My understanding is that this is generally situation which is meant. Well, not necessarily unlimited, just with enough resources to predict the behavior of the agent.

I don’t see why you call this situation uninteresting.

• That something can be modeled using some Turing machine, doesn’t imply that it can be any Turing machine.

If I have some simple physical system, such that I can predict how it will behave, well, it can be modeled by a Turing machine, but me being able to predict it doesn’t imply that I’ve solved the halting problem.

A realistic conception of agents in an environment doesn’t involve all agents having unlimited compute at every time-step. An agent cannot prevent the universe from continuing simply by getting stuck in a loop and never producing its output for its next action.

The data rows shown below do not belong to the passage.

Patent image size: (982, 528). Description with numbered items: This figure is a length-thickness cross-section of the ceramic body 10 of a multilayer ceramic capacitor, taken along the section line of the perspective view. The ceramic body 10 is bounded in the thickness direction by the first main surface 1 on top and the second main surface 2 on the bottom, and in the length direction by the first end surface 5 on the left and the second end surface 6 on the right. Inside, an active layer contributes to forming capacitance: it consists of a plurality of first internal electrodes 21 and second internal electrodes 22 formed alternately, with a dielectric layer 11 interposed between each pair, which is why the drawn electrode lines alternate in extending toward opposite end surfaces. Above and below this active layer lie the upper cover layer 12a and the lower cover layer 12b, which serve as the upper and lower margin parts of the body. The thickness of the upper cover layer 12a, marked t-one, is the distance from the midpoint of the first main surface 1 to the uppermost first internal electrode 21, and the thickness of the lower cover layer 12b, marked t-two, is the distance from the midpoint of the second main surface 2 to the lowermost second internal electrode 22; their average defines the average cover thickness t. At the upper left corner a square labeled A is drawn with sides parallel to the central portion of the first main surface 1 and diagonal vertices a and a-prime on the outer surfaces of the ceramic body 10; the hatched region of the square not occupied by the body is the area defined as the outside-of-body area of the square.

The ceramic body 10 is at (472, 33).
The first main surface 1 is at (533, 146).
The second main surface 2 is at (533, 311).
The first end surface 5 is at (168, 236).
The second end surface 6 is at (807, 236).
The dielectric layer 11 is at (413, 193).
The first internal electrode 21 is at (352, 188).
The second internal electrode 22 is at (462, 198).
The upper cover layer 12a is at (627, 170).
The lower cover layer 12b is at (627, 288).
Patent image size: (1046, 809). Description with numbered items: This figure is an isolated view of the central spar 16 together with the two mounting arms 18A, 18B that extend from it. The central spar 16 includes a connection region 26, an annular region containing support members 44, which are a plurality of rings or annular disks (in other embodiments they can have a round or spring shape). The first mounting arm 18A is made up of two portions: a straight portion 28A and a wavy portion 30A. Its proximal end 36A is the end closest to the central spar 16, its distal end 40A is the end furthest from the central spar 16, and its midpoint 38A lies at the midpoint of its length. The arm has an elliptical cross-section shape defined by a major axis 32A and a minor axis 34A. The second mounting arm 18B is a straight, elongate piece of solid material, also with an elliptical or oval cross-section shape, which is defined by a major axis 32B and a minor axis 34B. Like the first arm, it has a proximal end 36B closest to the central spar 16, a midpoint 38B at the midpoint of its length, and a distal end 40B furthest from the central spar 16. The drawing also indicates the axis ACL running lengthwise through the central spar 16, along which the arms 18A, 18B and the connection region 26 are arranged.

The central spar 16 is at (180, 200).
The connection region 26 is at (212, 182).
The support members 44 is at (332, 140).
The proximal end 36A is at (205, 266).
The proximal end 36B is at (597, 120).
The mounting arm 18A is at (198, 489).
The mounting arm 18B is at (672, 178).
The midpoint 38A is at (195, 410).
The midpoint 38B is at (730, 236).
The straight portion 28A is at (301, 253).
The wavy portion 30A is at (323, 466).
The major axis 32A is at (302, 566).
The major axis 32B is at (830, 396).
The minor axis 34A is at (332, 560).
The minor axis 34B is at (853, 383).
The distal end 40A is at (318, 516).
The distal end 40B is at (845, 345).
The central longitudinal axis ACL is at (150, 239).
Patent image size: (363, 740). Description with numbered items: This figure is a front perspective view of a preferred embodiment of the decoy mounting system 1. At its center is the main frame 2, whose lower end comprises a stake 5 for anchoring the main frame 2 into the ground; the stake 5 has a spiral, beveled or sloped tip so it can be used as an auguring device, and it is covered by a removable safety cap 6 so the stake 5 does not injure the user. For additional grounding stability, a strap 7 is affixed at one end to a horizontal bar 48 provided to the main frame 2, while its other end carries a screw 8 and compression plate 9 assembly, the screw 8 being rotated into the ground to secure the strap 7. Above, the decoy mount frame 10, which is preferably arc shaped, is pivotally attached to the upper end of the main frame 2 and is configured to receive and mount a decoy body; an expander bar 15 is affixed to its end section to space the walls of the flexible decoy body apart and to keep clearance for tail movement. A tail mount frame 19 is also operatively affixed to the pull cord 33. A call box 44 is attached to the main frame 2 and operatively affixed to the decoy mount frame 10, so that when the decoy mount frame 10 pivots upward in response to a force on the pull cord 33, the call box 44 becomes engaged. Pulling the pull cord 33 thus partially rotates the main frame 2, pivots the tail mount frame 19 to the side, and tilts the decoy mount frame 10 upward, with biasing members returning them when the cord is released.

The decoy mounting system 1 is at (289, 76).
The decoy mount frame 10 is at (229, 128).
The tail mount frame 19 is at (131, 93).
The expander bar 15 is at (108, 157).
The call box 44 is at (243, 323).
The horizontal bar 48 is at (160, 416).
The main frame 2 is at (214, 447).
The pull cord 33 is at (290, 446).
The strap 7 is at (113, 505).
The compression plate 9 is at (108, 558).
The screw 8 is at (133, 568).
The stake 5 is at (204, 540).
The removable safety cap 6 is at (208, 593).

• Newcomb WOULD in fact take forever, if both omega and agent were perfect calculators of each other and contained the full source to each other (not the halting problem, but related). Omega couldn’t make the offer until it had simulated the agent, including the simulated agent fully simulating Omega, recursively to infinity.

But most formulations don’t require this fidelity. Even if Omega is quite inaccurate, as long as it’s better at predicting the agent than the agent is of Omega, the problem still works.

• It’s possible for two programs to know each other’s code and to perfectly deduce each other’s result without taking forever, they just can’t do it by simulating each other. But they can do it by formal reasoning about each other, if it happens to be sufficiently easy and neither is preventing the other from predicting it. The issues here are not about fidelity of prediction.